Charity and campaign group Ash says a complete ban would end up boosting the market for illegal vapes and make it harder to recycle them.

And it said disposable vapes were a useful tool for adult smokers, particularly older people and those with learning disabilities, to quit tobacco.

"We need to be really careful about banning them - vapes and e-cigarettes have been invaluable in stopping people smoking," said Prof Ruth Sharrock, respiratory consultant in Gateshead, who works with patients with respiratory failure.

Although disposable vapes are just one kind of vaping product, Ash estimates that they are used by 20% of vapers who have quit smoking.
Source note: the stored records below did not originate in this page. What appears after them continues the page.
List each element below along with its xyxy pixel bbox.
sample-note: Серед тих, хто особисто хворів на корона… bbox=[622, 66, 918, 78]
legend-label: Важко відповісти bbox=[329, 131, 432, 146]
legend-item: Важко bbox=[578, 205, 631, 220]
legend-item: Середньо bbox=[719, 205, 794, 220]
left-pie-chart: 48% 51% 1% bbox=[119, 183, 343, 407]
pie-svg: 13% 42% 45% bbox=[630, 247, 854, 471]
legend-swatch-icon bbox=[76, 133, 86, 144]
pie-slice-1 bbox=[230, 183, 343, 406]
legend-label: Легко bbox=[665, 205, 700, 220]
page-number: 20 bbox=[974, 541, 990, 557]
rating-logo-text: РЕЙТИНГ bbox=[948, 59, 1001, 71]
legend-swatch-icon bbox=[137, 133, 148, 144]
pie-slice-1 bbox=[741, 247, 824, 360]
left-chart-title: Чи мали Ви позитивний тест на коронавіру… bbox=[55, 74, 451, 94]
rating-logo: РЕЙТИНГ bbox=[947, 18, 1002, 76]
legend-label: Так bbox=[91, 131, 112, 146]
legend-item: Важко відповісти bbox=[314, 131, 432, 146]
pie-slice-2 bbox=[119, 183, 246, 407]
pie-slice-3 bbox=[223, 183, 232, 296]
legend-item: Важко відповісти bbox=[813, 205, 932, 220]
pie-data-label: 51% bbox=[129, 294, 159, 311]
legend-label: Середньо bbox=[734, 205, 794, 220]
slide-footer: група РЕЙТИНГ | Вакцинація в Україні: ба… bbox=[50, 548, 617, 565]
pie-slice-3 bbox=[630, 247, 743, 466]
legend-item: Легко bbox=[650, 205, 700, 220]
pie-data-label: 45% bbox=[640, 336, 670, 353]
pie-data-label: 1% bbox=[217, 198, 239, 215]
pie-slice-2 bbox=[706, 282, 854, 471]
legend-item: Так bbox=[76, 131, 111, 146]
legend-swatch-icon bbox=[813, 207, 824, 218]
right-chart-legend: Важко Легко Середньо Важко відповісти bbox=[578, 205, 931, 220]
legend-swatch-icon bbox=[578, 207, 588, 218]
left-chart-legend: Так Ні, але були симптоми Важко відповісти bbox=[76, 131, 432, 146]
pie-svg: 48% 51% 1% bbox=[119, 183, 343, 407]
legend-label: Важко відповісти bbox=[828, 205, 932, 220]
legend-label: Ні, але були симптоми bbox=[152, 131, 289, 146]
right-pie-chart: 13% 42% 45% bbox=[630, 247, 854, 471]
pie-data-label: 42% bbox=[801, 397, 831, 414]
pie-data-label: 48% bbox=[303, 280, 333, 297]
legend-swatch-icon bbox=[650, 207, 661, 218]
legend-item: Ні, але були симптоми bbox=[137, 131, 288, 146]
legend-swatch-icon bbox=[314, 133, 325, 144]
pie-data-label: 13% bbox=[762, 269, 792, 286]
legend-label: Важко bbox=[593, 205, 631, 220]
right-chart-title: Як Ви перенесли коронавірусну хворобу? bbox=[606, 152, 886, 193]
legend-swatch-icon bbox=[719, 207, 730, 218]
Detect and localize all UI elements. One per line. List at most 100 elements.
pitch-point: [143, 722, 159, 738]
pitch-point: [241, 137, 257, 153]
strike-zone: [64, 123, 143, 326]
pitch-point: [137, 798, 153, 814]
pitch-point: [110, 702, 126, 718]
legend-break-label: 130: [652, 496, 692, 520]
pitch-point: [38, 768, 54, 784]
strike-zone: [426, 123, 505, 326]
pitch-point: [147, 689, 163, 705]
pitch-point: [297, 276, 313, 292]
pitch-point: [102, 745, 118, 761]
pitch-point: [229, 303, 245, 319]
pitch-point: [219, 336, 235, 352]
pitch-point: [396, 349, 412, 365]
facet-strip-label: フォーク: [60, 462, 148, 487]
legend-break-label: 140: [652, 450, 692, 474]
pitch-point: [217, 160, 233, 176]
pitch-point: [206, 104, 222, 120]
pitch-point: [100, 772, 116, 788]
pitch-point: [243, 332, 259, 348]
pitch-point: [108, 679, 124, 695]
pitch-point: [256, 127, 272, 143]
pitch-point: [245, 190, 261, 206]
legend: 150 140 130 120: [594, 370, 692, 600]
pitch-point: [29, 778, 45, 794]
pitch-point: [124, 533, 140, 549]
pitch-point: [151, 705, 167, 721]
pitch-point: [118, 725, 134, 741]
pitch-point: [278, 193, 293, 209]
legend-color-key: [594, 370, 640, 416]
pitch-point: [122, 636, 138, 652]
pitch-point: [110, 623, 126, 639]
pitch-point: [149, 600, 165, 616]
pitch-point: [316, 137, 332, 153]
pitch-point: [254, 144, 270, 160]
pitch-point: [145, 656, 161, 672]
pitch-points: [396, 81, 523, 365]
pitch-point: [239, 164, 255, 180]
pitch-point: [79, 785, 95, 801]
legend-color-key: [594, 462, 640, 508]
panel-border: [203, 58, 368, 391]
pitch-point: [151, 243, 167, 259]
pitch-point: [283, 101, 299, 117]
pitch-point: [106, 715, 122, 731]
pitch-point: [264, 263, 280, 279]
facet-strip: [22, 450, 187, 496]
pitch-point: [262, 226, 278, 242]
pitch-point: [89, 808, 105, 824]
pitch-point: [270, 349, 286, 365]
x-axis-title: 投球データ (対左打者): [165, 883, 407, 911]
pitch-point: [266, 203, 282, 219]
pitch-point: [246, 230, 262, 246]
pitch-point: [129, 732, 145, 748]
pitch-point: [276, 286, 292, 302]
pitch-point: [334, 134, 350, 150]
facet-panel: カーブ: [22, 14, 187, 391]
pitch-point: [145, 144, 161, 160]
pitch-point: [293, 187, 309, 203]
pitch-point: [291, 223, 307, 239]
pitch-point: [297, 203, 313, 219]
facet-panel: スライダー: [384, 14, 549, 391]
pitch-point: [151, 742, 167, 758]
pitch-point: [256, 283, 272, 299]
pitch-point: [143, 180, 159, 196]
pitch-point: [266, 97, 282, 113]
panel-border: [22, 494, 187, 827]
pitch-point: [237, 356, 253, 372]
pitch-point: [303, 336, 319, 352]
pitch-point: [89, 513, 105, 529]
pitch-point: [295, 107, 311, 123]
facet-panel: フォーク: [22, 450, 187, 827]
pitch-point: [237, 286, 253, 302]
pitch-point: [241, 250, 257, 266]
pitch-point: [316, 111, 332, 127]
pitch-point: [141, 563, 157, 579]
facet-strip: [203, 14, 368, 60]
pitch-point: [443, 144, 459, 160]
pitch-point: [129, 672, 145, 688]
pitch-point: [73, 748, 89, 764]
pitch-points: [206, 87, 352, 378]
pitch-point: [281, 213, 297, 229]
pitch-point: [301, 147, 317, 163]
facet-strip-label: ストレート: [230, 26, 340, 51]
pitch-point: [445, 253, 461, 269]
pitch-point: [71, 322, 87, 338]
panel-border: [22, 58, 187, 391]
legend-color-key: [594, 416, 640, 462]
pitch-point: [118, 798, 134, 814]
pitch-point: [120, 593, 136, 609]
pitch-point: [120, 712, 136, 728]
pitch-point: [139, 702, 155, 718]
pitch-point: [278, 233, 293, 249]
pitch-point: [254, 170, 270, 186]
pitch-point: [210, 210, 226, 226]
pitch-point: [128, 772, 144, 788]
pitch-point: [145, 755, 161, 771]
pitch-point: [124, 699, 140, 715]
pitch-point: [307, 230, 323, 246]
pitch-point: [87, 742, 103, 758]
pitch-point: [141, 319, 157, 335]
Prof Nick Hopkinson, respiratory physician and chairman of Ash, said smoking remained "the biggest health problem for adults and children", and urged more funding for stop smoking services as well as stricter rules on vaping. 

Ash says disposable vapes can be bought for "pocket money prices" and is calling on the government to put a tax of £5 on their price. This means they would cost a similar amount to rechargeable, reusable vaping products - but still much less than a pack of cigarettes.

It also wants rules to be tightened around the way vapes are promoted in shops, to reduce their appeal to children.

Green Alliance, an independent think tank, said disposable vapes wasted resources like lithium which are needed for batteries to power electric cars, and recycling them was costly.

It called current government proposals to restrict marketing and end free giveaways to children "laughably inadequate".

A spokesperson for the Department for Health and Social Care in England said: "We are taking bold action to crack down on youth vaping through the £3m illicit vapes enforcement squad to tackle underage sales to children."